Carrot cake has always been a favorite of mine and this version is a winner. Moist layers studded with little shreds of sweet carrot, scented with magical cardamom and cinnamon, all enrobed in a tangy crème fraiche frosting(sorry cream cheese, I’m just Naturally Fancy) make for the perfect spring cake. Fresh flowers on top are the simplest way to make an elegant statement with minimal work. I had a bouquet of Freesia that made the perfect adornment. I’ve never seen freesia in real life until this week and now I want to have vases of it at all times, it’s so gorgeous!!
P.S. This cake is reeeeeeally good eaten cold. Straight from the fridge. Fork and plate optional.
- FOR THE CAKE:
- 4 cups Flour (all-purpose or whole wheat)
- 2 cups Raw Cane Sugar
- 1 cup Coconut Palm Sugar (or brown sugar)
- 2 teaspoons Himalayan Pink Salt
- 1 tablespoon Baking Powder
- 1½ teaspoons Baking Soda
- 2 teaspoons Cinnamon
- 1 teaspoon Ground Cardamom
- 4 Eggs
- 1 cup Neutral Tasting Oil(canola, vegetable, etc)
- 1¼ cup Milk
- 2 teaspoons Vanilla
- 2 cups Finely Grated Carrot
- 1 cup Crushed Pineapple(well-drained)- optional
- FOR THE FROSTING:
- 6 ounces Grass-fed Butter, softened
- 6 ounces Crème Fraiche
- 2 teaspoons Vanilla
- 5 cups Powdered Sugar
- FOR THE CAKE:
- Preheat the oven to 350 degrees.

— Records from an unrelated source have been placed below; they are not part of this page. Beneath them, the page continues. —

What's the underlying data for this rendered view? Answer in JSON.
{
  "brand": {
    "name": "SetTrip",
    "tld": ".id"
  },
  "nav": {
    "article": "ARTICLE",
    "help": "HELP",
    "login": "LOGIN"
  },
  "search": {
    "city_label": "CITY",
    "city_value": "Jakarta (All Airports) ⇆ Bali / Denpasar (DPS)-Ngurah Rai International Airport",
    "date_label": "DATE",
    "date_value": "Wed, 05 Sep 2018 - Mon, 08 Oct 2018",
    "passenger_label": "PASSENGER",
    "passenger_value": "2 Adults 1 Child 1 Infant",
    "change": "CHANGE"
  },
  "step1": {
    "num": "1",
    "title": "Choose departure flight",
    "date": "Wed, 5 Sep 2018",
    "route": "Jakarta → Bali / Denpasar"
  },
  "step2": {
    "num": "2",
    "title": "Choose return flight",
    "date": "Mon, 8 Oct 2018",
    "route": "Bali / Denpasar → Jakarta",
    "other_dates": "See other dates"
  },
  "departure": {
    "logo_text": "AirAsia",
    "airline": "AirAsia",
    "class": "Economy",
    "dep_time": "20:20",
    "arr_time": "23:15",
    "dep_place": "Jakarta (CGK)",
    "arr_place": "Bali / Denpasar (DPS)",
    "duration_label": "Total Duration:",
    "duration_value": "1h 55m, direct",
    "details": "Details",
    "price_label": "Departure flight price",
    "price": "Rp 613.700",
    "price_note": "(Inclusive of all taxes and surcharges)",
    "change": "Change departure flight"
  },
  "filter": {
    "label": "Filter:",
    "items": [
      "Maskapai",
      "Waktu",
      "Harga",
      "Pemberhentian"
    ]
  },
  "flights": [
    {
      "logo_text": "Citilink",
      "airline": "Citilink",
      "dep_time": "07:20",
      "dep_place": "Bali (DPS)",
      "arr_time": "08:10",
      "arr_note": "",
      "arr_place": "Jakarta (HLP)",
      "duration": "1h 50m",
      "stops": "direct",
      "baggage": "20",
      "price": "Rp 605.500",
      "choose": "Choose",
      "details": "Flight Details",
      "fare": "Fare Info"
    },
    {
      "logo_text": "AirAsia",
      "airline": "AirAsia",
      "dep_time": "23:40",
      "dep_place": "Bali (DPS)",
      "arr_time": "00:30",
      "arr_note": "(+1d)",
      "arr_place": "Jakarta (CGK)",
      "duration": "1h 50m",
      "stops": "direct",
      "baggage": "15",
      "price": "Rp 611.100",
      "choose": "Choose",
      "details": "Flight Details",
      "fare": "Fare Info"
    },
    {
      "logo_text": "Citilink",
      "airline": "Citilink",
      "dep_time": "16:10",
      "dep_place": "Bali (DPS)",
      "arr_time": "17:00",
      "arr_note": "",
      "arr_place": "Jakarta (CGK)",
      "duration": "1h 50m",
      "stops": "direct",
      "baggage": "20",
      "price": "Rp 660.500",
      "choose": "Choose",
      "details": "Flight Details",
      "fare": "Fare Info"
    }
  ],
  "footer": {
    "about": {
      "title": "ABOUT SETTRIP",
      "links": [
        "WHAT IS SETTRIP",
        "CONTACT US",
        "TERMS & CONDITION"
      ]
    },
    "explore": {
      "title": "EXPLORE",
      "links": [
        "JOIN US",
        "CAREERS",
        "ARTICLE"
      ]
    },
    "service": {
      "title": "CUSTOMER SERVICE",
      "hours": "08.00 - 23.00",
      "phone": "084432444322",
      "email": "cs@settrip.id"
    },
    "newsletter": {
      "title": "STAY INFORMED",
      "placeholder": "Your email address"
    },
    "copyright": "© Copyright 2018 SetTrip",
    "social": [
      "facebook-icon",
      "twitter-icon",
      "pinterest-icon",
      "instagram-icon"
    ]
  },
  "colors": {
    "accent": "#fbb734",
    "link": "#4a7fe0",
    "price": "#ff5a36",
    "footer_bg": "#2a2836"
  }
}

Grease and flour three 8" round baking pans and line the bottoms with parchment paper.
- Place the flour, sugars, salt, baking powder, baking soda, cinnamon, and cardamom in a large bowl and whisk to combine.
- Add the egg, oil, milk, and vanilla to a bowl and whisk until well combined. Add the mixture to the dry ingredients and whisk in just until smooth. Add the shredded carrot and pineapple(if using) to the batter and fold in until the carrot is evenly distributed.
- Divide the batter between the prepared pans and bake in the preheated oven for 30-35 minutes, or until puffed and firm on top and a tester inserted into the middle comes out clean.
- Remove and let cool completely.
- FOR THE FROSTING:
- Place the butter and crème fraiche in a large bowl along with the vanilla. Beat with an electric mixer until the ingredients are combined and smooth. Beat on low, adding the powdered sugar a few tablespoons at a time, until all of the sugar has been whipped in. Scrap the bowl down, turn the speed up to medium, and beat the frosting for another 30 seconds.
- Frost the cake, placing a thin layer of frosting in between each layer and decorate as desired.
- Store, covered, in the refrigerate for up to a week.
Delphine De Misspat says
Oh, I love carrot cakes! This one is superb, it looks excellent! This icing, this finish, we believe velvet 😉 Congratulations to you for these beautiful shots. Kisses!
Spoonabilities says
This carrot cake look delicious! and I like the idea of the creme fraiche frosting and I love the taste of Cardamom. Happy Easter!
Kankana Saxena says
I love carrot cake but always make it without frosting. Am so tempted to try your version. Looks stunning gorgeous.